Then there was the passbook for the savings account. He’d always kept it in the top drawer of his chest right next to the thin nylon socks he wore to church. Suddenly it was in the bureau drawer where Clarise stored her lacy French-cut bras, the ones she’d wear when the girls were at their Scout meetings on Friday nights and she’d primp into his studio, where Finch was preparing the food for some lavish Saturday event, and she’d have her top unbuttoned, two, three buttons down, and just the hint of her flesh pushing itself up through the lace did as much for Finch as if she’d paraded in there butt naked. He’d work the dials on the stove then, like a pilot putting his craft on automatic, and turn his attention to Clarise, who’d unwrap her nature all over him and whine and hiss and coo so until Finch was singing opera by the time he got back to his stove.

Now she thought about the passbook too, couldn’t figure why he’d moved it from his sock drawer and placed it with her good bras instead. It had taken her almost a week to find it; with Finch missing and presumed dead, she had no reason to dress her breasts so. But on the day of his memorial service—they couldn’t call it a funeral because there was no body to lower into the ground—she needed a black bra since she was in mourning and would be dressed in black from the netting around her hat to the supersheer nylon hose, and her only black bras were lacy and in her good bra drawer. That’s when she’d found the bankbook. That’s also when the haze started to darken her world. As if it weren’t already dark enough because of her grief, which was so tight around her she couldn’t poke a hole in it with her sharpest nail. Finch after all had been her only love since she was sweet sixteen. They’d even breathed in sync, as her aunt Til reminded her when she’d tell her it was okay to grieve. Even when Finch interrupted his breaths to snort occasionally, Clarise would anticipate, would hold her own breath for the count of three; then both their chests would rise again and fall to their own syncopated beat. Now the air around her moaned in grief for this sad solo of a breath that should be a duet.

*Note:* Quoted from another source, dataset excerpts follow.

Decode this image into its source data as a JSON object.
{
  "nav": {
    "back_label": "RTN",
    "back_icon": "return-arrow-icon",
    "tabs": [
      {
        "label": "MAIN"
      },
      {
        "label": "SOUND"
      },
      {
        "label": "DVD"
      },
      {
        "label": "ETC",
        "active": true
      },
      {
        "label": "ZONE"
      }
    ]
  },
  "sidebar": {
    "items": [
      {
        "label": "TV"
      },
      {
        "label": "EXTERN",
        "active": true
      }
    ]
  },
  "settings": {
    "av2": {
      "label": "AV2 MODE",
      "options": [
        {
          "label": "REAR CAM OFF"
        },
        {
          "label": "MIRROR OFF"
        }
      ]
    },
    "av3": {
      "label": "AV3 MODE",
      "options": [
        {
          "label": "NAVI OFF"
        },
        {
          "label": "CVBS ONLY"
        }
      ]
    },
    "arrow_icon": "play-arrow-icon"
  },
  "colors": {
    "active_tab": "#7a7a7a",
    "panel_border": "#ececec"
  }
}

Her grief, though, had a naturalness about it; it was smoky and foggy and still let in light. But the haze that began to fall right about the same time that she’d found the bankbook was dripping navy, slowly at first, as her doctor increased the prescription for her nerves in small degrees, until there was just the blue. So by the time the insurance policy surfaced, the one that was above and beyond the substantial whole life policy Finch had left, the one that the aunts had found between the mattress and box spring after they’d stripped down the bed on the twenty-eighth day, the haze was falling and lifting so often that Clarise couldn’t tell if she was blinking erratically, or if the blinds in her room were opening and shutting on their own, or if the daylight was obliterated behind the night only to return again a few minutes later.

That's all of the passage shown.